February 20, 2009

West Indies save Antigua Test with skin of their teeth


By Syed Khalid Mahmood

The West Indians, under fire in the recent past for having succumbed to defeats from position of strength, have starting showing great resilience lately and a great batting performance earned them a draw in the third Test against England at the Antigua Recreation Ground in St John’s, Antigua.

If it was the sensational spell of fast bowling of Jerome Taylor that enlivened the proceedings on the fourth afternoon of the first Test at the Sabina Park, Kingston, as England crashed to 51 all out giving the West Indies an innings victory, it was the last pair of Fidel Edwards and Daren Powell who bravely resisted the England bowlers for over half an hour to secure a draw for the hosts.

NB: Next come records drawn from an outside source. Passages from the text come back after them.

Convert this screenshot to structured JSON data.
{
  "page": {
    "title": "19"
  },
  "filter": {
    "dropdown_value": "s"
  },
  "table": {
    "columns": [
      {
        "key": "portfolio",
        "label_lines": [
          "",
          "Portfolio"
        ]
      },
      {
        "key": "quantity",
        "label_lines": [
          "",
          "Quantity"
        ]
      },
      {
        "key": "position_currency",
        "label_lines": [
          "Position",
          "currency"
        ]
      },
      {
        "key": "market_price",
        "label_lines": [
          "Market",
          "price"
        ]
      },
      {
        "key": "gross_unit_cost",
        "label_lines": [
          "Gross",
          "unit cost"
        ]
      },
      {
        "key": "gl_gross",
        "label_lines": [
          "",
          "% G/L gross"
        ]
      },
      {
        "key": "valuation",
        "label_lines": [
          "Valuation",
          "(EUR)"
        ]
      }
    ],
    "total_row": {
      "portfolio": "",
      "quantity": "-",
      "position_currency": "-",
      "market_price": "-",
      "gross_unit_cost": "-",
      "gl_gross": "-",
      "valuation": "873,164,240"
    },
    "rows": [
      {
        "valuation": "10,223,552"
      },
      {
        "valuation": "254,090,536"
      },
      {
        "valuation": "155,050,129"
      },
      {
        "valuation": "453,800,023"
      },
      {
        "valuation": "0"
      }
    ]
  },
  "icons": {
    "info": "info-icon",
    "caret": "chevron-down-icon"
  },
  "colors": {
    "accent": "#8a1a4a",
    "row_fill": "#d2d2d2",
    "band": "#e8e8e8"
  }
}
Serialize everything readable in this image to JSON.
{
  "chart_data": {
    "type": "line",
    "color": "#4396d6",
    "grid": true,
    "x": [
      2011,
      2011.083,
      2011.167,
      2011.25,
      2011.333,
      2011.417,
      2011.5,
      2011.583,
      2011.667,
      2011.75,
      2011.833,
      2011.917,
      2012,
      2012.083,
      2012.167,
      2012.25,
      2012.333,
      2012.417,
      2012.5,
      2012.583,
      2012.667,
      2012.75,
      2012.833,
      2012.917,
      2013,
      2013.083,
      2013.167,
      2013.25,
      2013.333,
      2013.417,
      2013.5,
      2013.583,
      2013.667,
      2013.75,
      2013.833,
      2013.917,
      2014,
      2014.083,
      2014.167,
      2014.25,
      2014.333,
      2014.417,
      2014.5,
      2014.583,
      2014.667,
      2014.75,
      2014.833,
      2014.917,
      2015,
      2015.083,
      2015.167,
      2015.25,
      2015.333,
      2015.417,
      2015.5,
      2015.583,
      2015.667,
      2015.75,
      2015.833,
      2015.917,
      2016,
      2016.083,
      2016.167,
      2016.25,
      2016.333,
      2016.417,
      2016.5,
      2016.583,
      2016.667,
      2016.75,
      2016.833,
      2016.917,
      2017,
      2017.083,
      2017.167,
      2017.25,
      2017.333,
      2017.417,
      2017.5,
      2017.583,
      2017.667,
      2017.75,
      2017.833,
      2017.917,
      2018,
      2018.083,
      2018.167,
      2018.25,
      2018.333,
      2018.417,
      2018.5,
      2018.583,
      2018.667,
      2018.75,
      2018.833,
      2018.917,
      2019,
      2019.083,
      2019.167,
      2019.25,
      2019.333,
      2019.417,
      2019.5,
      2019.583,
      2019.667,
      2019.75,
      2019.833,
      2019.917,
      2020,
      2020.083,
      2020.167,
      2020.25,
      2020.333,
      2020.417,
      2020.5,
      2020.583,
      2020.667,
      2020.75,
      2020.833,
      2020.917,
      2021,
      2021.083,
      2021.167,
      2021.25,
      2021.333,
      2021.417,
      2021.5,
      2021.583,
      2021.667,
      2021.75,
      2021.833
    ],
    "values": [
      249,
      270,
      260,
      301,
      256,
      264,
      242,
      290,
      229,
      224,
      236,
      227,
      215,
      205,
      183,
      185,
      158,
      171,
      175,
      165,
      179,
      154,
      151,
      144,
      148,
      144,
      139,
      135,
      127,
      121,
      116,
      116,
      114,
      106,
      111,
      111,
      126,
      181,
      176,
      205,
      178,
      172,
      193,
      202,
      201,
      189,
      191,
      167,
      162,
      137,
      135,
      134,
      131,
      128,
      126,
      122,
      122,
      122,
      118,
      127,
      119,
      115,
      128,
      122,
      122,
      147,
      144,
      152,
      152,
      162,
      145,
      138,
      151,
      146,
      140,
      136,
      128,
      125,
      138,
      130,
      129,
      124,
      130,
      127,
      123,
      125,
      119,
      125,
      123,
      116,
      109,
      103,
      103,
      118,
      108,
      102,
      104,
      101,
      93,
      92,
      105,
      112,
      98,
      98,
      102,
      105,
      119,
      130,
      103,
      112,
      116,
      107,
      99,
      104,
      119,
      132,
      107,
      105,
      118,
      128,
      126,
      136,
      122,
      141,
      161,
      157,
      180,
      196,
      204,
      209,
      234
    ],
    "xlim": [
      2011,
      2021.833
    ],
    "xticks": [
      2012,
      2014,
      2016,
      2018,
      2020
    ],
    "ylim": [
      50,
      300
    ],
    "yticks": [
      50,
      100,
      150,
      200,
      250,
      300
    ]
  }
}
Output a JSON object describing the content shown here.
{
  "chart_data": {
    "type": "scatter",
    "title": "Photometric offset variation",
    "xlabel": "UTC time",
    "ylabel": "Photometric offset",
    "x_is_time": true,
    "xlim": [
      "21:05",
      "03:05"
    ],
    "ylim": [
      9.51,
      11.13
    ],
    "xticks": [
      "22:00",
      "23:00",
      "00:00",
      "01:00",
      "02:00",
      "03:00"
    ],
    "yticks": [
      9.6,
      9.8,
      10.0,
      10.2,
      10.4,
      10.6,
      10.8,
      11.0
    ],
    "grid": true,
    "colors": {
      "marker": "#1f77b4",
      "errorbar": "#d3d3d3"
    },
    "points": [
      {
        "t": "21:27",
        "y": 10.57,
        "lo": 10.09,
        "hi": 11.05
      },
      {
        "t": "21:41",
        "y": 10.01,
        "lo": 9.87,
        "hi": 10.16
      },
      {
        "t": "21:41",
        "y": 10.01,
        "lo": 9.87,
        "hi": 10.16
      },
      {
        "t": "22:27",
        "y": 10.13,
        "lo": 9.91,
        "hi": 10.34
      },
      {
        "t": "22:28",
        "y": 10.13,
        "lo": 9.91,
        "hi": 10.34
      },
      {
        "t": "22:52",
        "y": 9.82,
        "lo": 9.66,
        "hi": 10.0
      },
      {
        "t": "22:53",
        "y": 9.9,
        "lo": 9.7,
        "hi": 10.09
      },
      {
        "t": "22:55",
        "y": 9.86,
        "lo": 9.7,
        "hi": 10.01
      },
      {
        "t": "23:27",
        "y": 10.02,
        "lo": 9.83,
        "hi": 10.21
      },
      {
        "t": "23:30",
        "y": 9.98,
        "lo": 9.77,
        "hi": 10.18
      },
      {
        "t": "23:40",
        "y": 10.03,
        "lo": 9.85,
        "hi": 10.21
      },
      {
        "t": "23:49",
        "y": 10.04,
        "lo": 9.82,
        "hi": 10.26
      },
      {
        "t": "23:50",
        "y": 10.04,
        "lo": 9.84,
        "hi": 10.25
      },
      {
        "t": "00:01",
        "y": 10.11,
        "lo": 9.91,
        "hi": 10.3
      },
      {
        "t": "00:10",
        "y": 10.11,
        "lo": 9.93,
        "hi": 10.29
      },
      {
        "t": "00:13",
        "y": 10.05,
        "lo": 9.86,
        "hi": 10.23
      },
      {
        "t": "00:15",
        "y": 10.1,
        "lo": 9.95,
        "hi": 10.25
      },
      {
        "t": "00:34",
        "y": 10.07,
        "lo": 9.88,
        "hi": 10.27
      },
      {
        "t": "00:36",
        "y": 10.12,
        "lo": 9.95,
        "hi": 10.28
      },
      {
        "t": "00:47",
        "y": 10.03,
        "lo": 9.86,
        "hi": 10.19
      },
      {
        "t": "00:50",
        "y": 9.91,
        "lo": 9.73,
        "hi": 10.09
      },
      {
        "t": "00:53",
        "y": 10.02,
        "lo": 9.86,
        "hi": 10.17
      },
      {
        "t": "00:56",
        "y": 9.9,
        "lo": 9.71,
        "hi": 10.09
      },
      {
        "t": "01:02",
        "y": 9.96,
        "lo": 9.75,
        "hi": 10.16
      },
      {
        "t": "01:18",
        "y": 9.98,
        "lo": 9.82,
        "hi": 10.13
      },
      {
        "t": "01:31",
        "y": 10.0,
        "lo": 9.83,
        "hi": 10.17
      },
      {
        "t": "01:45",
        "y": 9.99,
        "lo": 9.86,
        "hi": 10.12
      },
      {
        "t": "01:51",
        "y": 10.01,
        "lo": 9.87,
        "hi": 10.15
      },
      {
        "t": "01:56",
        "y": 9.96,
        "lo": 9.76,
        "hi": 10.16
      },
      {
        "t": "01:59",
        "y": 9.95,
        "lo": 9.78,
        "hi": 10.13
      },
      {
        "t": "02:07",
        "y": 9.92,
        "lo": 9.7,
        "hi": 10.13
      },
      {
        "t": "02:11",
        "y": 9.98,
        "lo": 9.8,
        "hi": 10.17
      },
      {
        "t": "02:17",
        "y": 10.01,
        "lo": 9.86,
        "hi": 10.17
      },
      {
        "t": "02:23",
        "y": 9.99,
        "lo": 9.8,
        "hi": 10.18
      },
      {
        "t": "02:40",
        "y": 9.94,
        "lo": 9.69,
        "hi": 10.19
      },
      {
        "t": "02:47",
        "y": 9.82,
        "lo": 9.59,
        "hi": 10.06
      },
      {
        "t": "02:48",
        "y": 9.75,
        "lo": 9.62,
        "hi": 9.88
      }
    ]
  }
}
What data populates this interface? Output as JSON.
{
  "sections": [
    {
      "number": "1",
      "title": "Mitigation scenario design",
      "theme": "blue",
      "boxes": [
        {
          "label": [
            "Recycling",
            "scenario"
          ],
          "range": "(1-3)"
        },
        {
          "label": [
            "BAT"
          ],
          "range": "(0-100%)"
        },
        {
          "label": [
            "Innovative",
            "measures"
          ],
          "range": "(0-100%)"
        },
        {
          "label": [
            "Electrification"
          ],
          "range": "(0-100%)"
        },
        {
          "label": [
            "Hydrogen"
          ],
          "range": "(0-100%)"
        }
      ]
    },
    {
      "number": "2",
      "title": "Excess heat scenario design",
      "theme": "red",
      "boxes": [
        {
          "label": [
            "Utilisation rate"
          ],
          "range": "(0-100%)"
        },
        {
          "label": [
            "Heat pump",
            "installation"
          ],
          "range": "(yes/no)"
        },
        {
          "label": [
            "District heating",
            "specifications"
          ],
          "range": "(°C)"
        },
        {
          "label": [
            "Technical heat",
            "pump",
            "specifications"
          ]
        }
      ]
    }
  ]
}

Although it may still be premature to say with conviction if the present West Indian team will continue coming off consistently but their performance against England certainly augurs well for the future.

It’s not often that the West Indians have applied themselves and displayed the level of commitment that we have witnessed recently. Chris Gayle doesn’t have the resources Clive Lloyd or Vivian Richards had had at their disposal but the credit goes to the present team management for having got the best out of the boys.

By saving the game, the West Indies have inched closer to recording a rare Test series win. With two games still to be played, England are not out of it yet but they might find it very difficult to floor the home side whose fierce determination in the field must have gladdened the hearts of their supporters all over the Caribbean islands.

Andrew Strauss, having taken over the captaincy following the resignation of Kevin Pietersen in controversial circumstances, must be wondering where he went wrong in allowing the West Indies to escape with a draw in a Test match that looked in England’s grasp from the day one.

The decision of Strauss not to enforce the follow-on on the third evening looked debatable. He probably misjudged the state of the wicket or may be he was not fully satisfied with the fitness of his key bowlers. His counterpart was also guilty of misreading the pitch when he opted to field first after winning the toss. 

The odd ball was certainly keeping low from the first day but the pitch didn’t break up as much as was being anticipated on the following days. The pitch didn’t deteriorate that badly and even the West Indian tail-enders managed to hang on.

Strauss may also face criticism for having delayed the declaration on the fourth day but the fact remains that he didn’t desire giving the West Indies any chance whatsoever of getting to the target. After all it was at the same ground where the hosts had successfully chased down a world-record target of against Australia about six years ago.

But the England skipper also deserves accolades for having preferred off-spinner Graeme Swann over left-arm spinner Monty Panesar. Same was the case of Owais Shah who replaced the struggling Ian Bell. Both Swann and Shah rose to the occasion and they are likely to be part of the playing eleven in both the remaining Tests.

Strauss himself batted exceptionally well and his magnificent knock of 169 helped England post a commanding first innings total. 

Talking of batting, Ramnaresh Sarwan played a couple of fabulous knocks in the game. He narrowly missed the rare feat of scoring a century in each innings of the match. He batted fluently in both the outings.